Applying the required permissions to the projects (namespaces) for an instance of IBM Cloud Pak for Data

Before you install an instance of IBM Cloud Pak for Data, you must ensure that the project where the operators will be installed can watch the project where the Cloud Pak for Data control plane and services are installed.

Installation phase
You are not here. Setting up a client workstation
You are not here. Setting up a cluster
You are not here. Collecting required information
You are not here. Preparing to run installs from a private container registry
You are not here. Preparing the cluster for Cloud Pak for Data
You are here icon. Preparing to install an instance of Cloud Pak for Data
You are not here. Installing an instance of Cloud Pak for Data
Who needs to complete this task?

Cluster administrator A cluster administrator must complete this task.
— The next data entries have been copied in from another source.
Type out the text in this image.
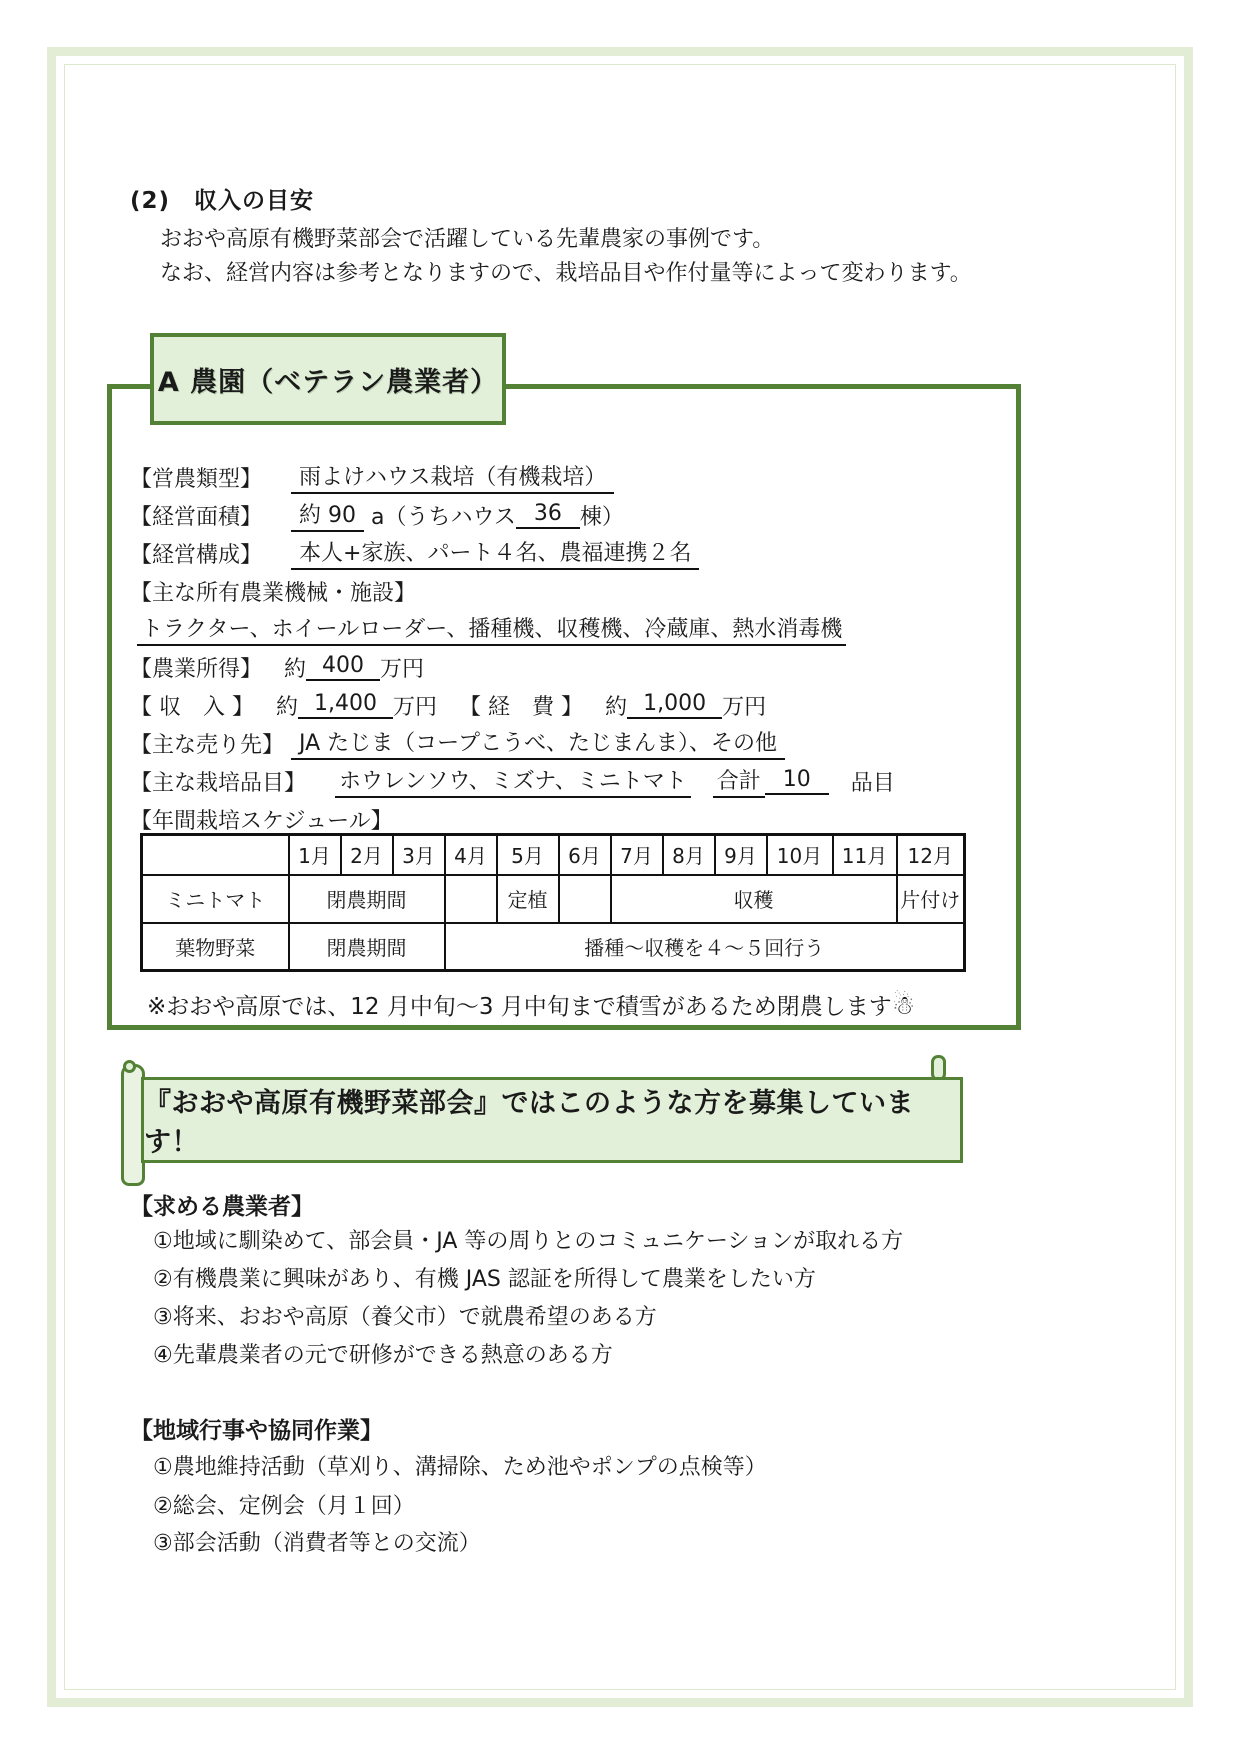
(2)　収入の目安
おおや高原有機野菜部会で活躍している先輩農家の事例です。
なお、経営内容は参考となりますので、栽培品目や作付量等によって変わります。
A 農園（ベテラン農業者）
【営農類型】
　	雨よけハウス栽培（有機栽培）
【経営面積】
　	約 90 a（うちハウス 36 棟）
【経営構成】
　	本人+家族、パート４名、農福連携２名
【主な所有農業機械・施設】

トラクター、ホイールローダー、播種機、収穫機、冷蔵庫、熱水消毒機
【農業所得】
　 約 400 万円
【 収　入 】
　 約 1,400 万円
　 【 経　費 】
　 約 1,000 万円
【主な売り先】
JA たじま（コープこうべ、たじまんま）、その他
【主な栽培品目】
　 ホウレンソウ、ミズナ、ミニトマト
　 合計	10
　	品目
【年間栽培スケジュール】
	1月	2月	3月	4月	5月	6月	7月	8月	9月	10月	11月	12月
ミニトマト	閉農期間				定植		収穫					片付け
葉物野菜	閉農期間			播種～収穫を４～５回行う								
※おおや高原では、12 月中旬～3 月中旬まで積雪があるため閉農します☃
『おおや高原有機野菜部会』ではこのような方を募集しています！
【求める農業者】
①地域に馴染めて、部会員・JA 等の周りとのコミュニケーションが取れる方
②有機農業に興味があり、有機 JAS 認証を所得して農業をしたい方
③将来、おおや高原（養父市）で就農希望のある方
④先輩農業者の元で研修ができる熱意のある方
【地域行事や協同作業】
①農地維持活動（草刈り、溝掃除、ため池やポンプの点検等）
②総会、定例会（月１回）
③部会活動（消費者等との交流）
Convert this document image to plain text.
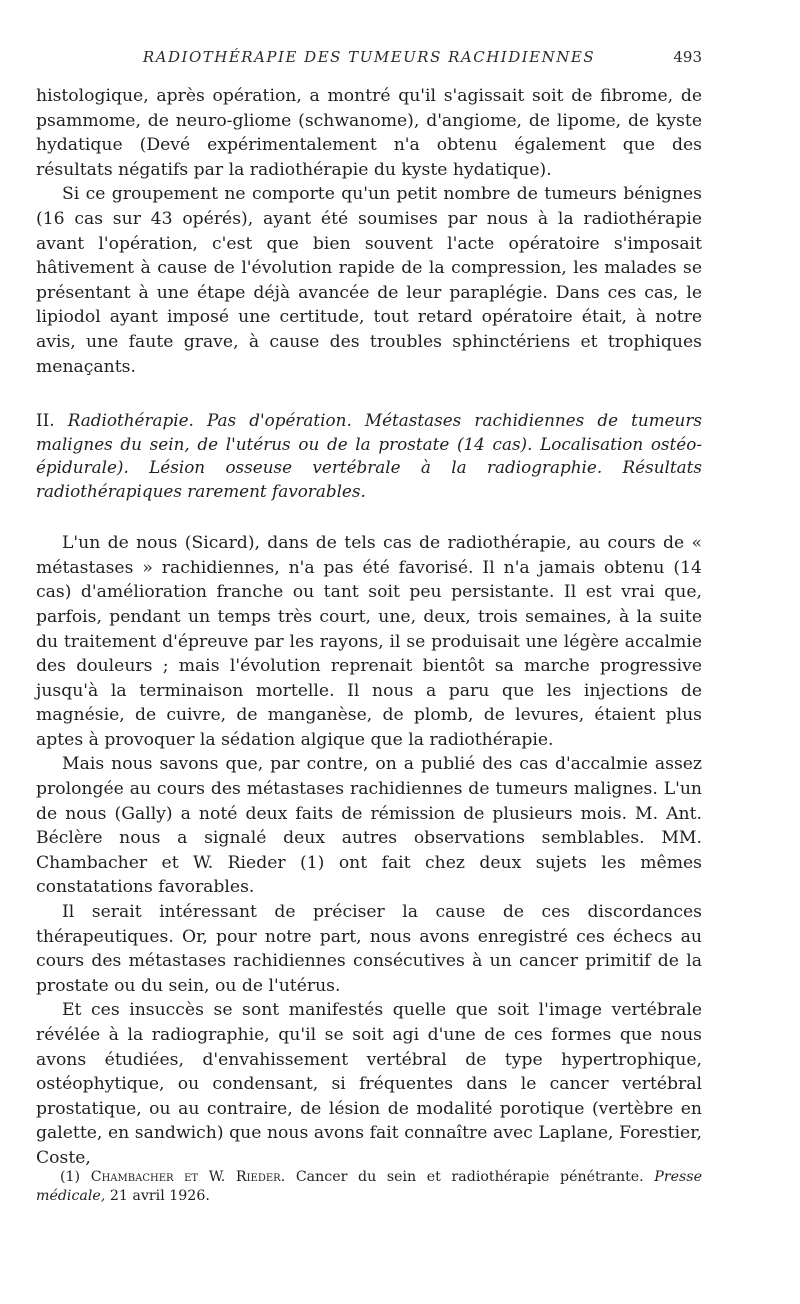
RADIOTHÉRAPIE DES TUMEURS RACHIDIENNES	493

histologique, après opération, a montré qu'il s'agissait soit de fibrome, de psammome, de neuro-gliome (schwanome), d'angiome, de lipome, de kyste hydatique (Devé expérimentalement n'a obtenu également que des résultats négatifs par la radiothérapie du kyste hydatique).

Si ce groupement ne comporte qu'un petit nombre de tumeurs bénignes (16 cas sur 43 opérés), ayant été soumises par nous à la radiothérapie avant l'opération, c'est que bien souvent l'acte opératoire s'imposait hâtivement à cause de l'évolution rapide de la compression, les malades se présentant à une étape déjà avancée de leur paraplégie. Dans ces cas, le lipiodol ayant imposé une certitude, tout retard opératoire était, à notre avis, une faute grave, à cause des troubles sphinctériens et trophiques menaçants.

II. Radiothérapie. Pas d'opération. Métastases rachidiennes de tumeurs malignes du sein, de l'utérus ou de la prostate (14 cas). Localisation ostéo-épidurale). Lésion osseuse vertébrale à la radiographie. Résultats radiothérapiques rarement favorables.

L'un de nous (Sicard), dans de tels cas de radiothérapie, au cours de « métastases » rachidiennes, n'a pas été favorisé. Il n'a jamais obtenu (14 cas) d'amélioration franche ou tant soit peu persistante. Il est vrai que, parfois, pendant un temps très court, une, deux, trois semaines, à la suite du traitement d'épreuve par les rayons, il se produisait une légère accalmie des douleurs ; mais l'évolution reprenait bientôt sa marche progressive jusqu'à la terminaison mortelle. Il nous a paru que les injections de magnésie, de cuivre, de manganèse, de plomb, de levures, étaient plus aptes à provoquer la sédation algique que la radiothérapie.

Mais nous savons que, par contre, on a publié des cas d'accalmie assez prolongée au cours des métastases rachidiennes de tumeurs malignes. L'un de nous (Gally) a noté deux faits de rémission de plusieurs mois. M. Ant. Béclère nous a signalé deux autres observations semblables. MM. Chambacher et W. Rieder (1) ont fait chez deux sujets les mêmes constatations favorables.

Il serait intéressant de préciser la cause de ces discordances thérapeutiques. Or, pour notre part, nous avons enregistré ces échecs au cours des métastases rachidiennes consécutives à un cancer primitif de la prostate ou du sein, ou de l'utérus.

Et ces insuccès se sont manifestés quelle que soit l'image vertébrale révélée à la radiographie, qu'il se soit agi d'une de ces formes que nous avons étudiées, d'envahissement vertébral de type hypertrophique, ostéophytique, ou condensant, si fréquentes dans le cancer vertébral prostatique, ou au contraire, de lésion de modalité porotique (vertèbre en galette, en sandwich) que nous avons fait connaître avec Laplane, Forestier, Coste,

(1) Chambacher et W. Rieder. Cancer du sein et radiothérapie pénétrante. Presse médicale, 21 avril 1926.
When do you need to complete this task?

Repeat as needed If you plan to install multiple instances of Cloud Pak for Data, you must repeat this task for each instance that you plan to install.

Before you begin

Best practice: You can run the commands in this task exactly as written if you set up environment variables. For instructions, see Setting up installation environment variables.
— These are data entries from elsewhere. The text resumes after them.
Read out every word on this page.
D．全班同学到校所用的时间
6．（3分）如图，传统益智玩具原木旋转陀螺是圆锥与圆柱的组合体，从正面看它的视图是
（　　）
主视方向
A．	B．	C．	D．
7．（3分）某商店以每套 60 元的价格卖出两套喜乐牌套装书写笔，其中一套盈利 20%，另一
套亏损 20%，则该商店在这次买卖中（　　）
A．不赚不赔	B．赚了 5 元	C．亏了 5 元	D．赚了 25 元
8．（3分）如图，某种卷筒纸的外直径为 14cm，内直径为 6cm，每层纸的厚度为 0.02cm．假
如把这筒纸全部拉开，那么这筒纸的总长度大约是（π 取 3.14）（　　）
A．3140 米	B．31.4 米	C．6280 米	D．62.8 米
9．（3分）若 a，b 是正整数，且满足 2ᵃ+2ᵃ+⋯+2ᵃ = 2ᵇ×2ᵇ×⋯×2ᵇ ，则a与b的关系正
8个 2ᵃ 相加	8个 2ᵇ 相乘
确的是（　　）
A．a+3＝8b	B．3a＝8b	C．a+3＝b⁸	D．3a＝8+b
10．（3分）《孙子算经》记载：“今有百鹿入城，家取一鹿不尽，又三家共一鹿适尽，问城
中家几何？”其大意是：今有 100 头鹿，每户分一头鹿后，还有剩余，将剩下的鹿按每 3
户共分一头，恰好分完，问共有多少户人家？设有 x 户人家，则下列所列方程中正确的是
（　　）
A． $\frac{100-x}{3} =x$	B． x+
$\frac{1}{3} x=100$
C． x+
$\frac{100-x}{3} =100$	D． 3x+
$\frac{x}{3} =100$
Ensure that you source the environment variables before you run the commands in this task.

About this task

You must run the authorize-instance-topology command to apply the required permissions to the projects that are associated with an instance of IBM Cloud Pak for Data.

The command:
  • Creates the specified projects if they don't already exist.
  • Creates the NamespaceScope operator in the operators project.
  • Applies the require role to the operands project and any tethered projects.
  • Binds the applied role to the service account of the NamespaceScope operator.

Procedure

To apply the required permissions to the projects:

  1. Run the cpd-cli manage login-to-ocp command to log in to the cluster as a user with sufficient permissions to complete this task. For example: 
    cpd-cli manage login-to-ocp \
--username=${OCP_USERNAME} \
--password=${OCP_PASSWORD} \
--server=${OCP_URL}
    Tip: The login-to-ocp command takes the same input as the oc login command. Run oc login --help for details.
  2. Run the cpd-cli manage authorize-instance-topology to apply the required permissions to the projects.
    Tip: Before you run this command against your cluster, you can preview the oc commands that this command will issue on your behalf by running the command with the --preview=true option.
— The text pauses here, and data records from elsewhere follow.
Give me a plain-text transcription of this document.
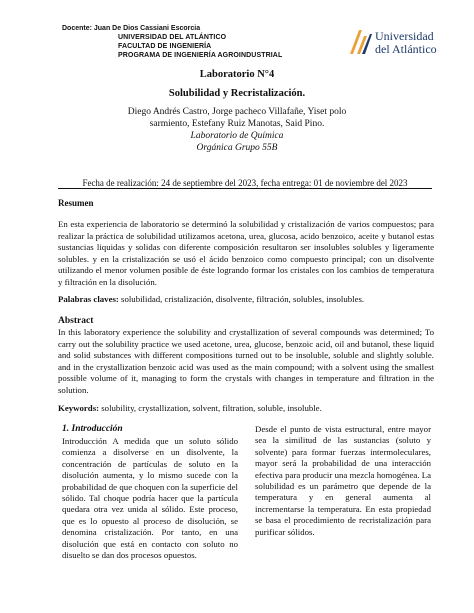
Docente: Juan De Dios Cassiani Escorcia
UNIVERSIDAD DEL ATLÁNTICO
FACULTAD DE INGENIERÍA
PROGRAMA DE INGENIERÍA AGROINDUSTRIAL
Universidad
del Atlántico
Laboratorio N°4
Solubilidad y Recristalización.
Diego Andrés Castro, Jorge pacheco Villafañe, Yiset polo
sarmiento, Estefany Ruiz Manotas, Said Pino.
Laboratorio de Química
Orgánica Grupo 55B
Fecha de realización: 24 de septiembre del 2023, fecha entrega: 01 de noviembre del 2023
Resumen
En esta experiencia de laboratorio se determinó la solubilidad y cristalización de varios compuestos; para realizar la práctica de solubilidad utilizamos acetona, urea, glucosa, acido benzoico, aceite y butanol estas sustancias liquidas y solidas con diferente composición resultaron ser insolubles solubles y ligeramente solubles. y en la cristalización se usó el ácido benzoico como compuesto principal; con un disolvente utilizando el menor volumen posible de éste logrando formar los cristales con los cambios de temperatura y filtración en la disolución.
Palabras claves: solubilidad, cristalización, disolvente, filtración, solubles, insolubles.
Abstract
In this laboratory experience the solubility and crystallization of several compounds was determined; To carry out the solubility practice we used acetone, urea, glucose, benzoic acid, oil and butanol, these liquid and solid substances with different compositions turned out to be insoluble, soluble and slightly soluble. and in the crystallization benzoic acid was used as the main compound; with a solvent using the smallest possible volume of it, managing to form the crystals with changes in temperature and filtration in the solution.
Keywords: solubility, crystallization, solvent, filtration, soluble, insoluble.
1. Introducción
Introducción A medida que un soluto sólido comienza a disolverse en un disolvente, la concentración de partículas de soluto en la disolución aumenta, y lo mismo sucede con la probabilidad de que choquen con la superficie del sólido. Tal choque podría hacer que la partícula quedara otra vez unida al sólido. Este proceso, que es lo opuesto al proceso de disolución, se denomina cristalización. Por tanto, en una disolución que está en contacto con soluto no disuelto se dan dos procesos opuestos.
Desde el punto de vista estructural, entre mayor sea la similitud de las sustancias (soluto y solvente) para formar fuerzas intermoleculares, mayor será la probabilidad de una interacción efectiva para producir una mezcla homogénea. La solubilidad es un parámetro que depende de la temperatura y en general aumenta al incrementarse la temperatura. En esta propiedad se basa el procedimiento de recristalización para purificar sólidos.
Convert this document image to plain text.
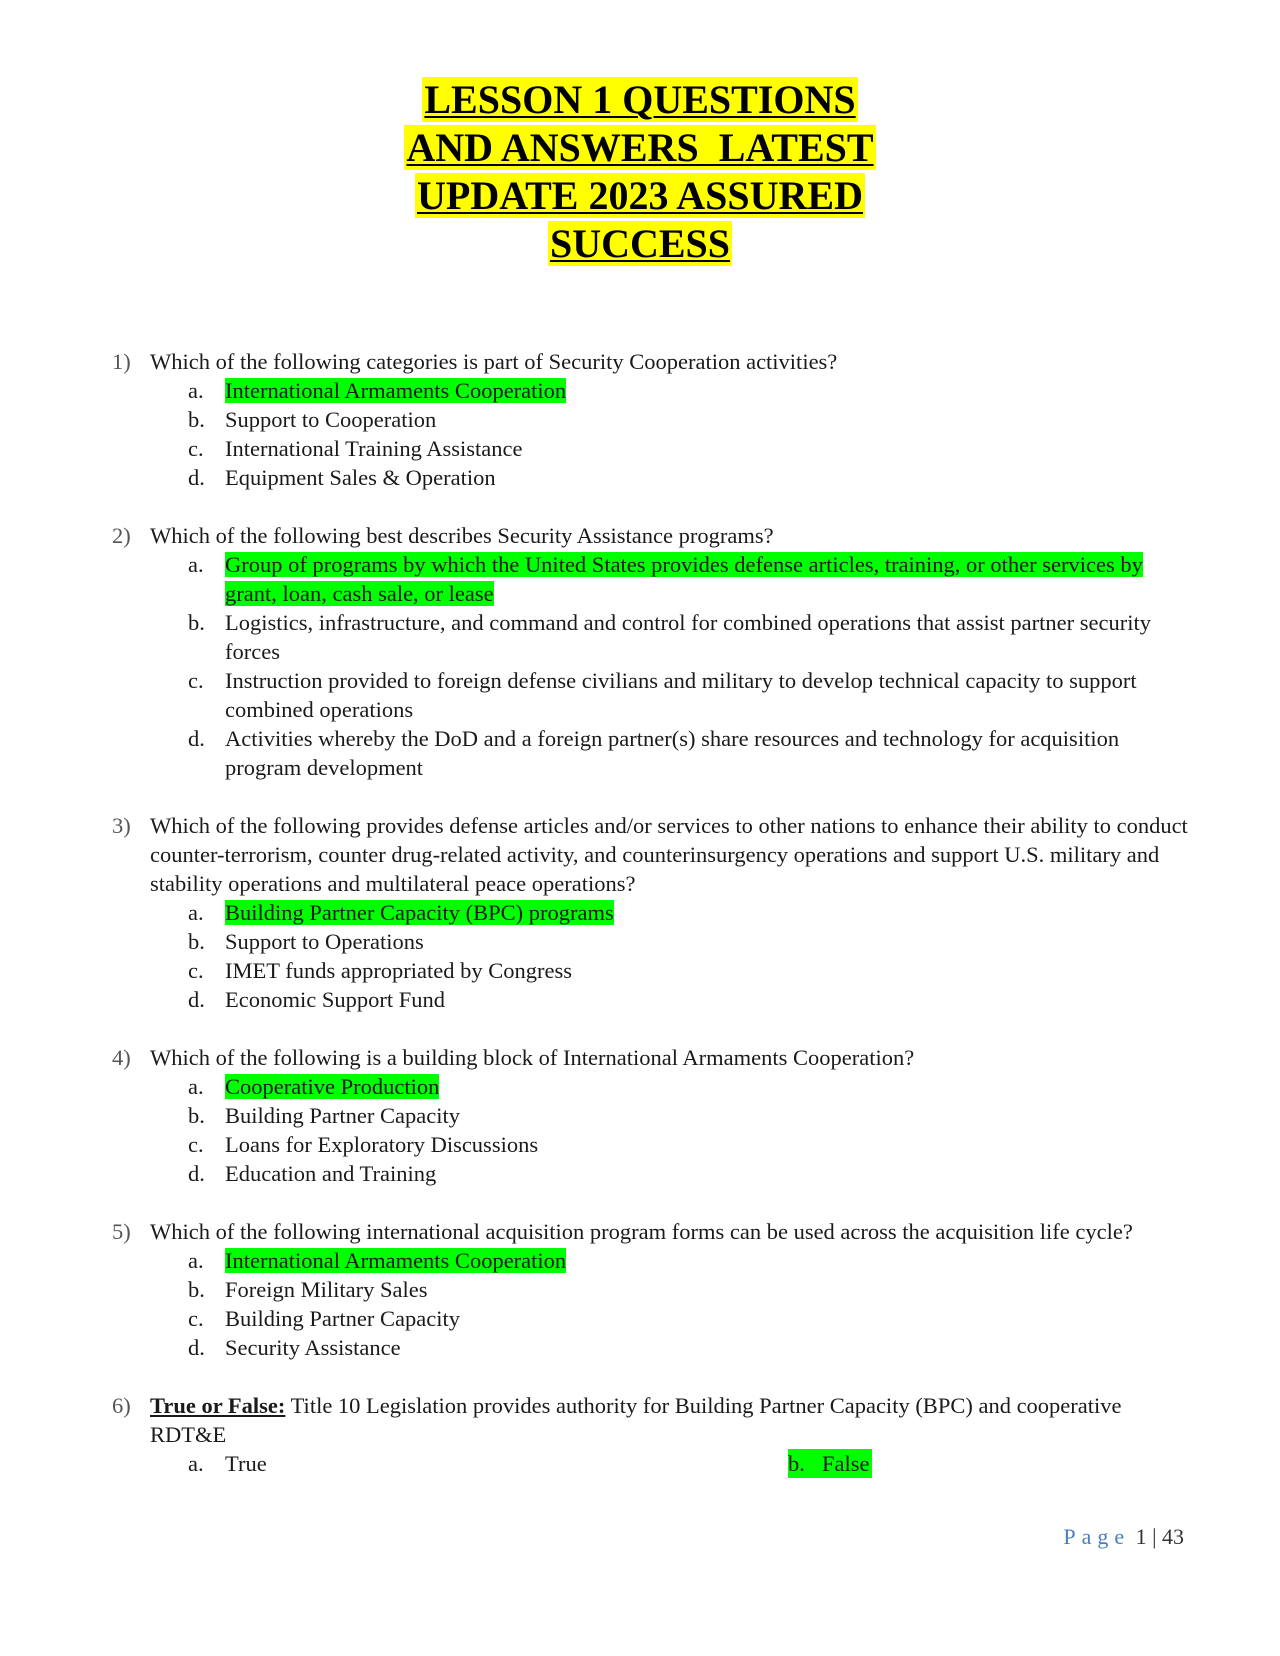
LESSON 1 QUESTIONS
AND ANSWERS  LATEST
UPDATE 2023 ASSURED
SUCCESS
1) Which of the following categories is part of Security Cooperation activities?
a. International Armaments Cooperation
b. Support to Cooperation
c. International Training Assistance
d. Equipment Sales & Operation
2) Which of the following best describes Security Assistance programs?
a. Group of programs by which the United States provides defense articles, training, or other services by grant, loan, cash sale, or lease
b. Logistics, infrastructure, and command and control for combined operations that assist partner security forces
c. Instruction provided to foreign defense civilians and military to develop technical capacity to support combined operations
d. Activities whereby the DoD and a foreign partner(s) share resources and technology for acquisition program development
3) Which of the following provides defense articles and/or services to other nations to enhance their ability to conduct counter-terrorism, counter drug-related activity, and counterinsurgency operations and support U.S. military and stability operations and multilateral peace operations?
a. Building Partner Capacity (BPC) programs
b. Support to Operations
c. IMET funds appropriated by Congress
d. Economic Support Fund
4) Which of the following is a building block of International Armaments Cooperation?
a. Cooperative Production
b. Building Partner Capacity
c. Loans for Exploratory Discussions
d. Education and Training
5) Which of the following international acquisition program forms can be used across the acquisition life cycle?
a. International Armaments Cooperation
b. Foreign Military Sales
c. Building Partner Capacity
d. Security Assistance
6) True or False: Title 10 Legislation provides authority for Building Partner Capacity (BPC) and cooperative RDT&E
a. True	b. False
Page 1 | 43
    The oc commands are saved to the preview.sh file in the work directory.

    Instances without tethered projects 
    cpd-cli manage authorize-instance-topology \
--cpd_operator_ns=${PROJECT_CPD_INST_OPERATORS} \
--cpd_instance_ns=${PROJECT_CPD_INST_OPERANDS}
    Instances with tethered projects 
    cpd-cli manage authorize-instance-topology \
--cpd_operator_ns=${PROJECT_CPD_INST_OPERATORS} \
--cpd_instance_ns=${PROJECT_CPD_INST_OPERANDS} \
--additional_ns=${PROJECT_CPD_INSTANCE_TETHERED_LIST}

What to do next

Now that you've applied the required permissions to the projects, you're ready to complete Authorizing a user to act as an IBM Cloud Pak for Data instance administrator.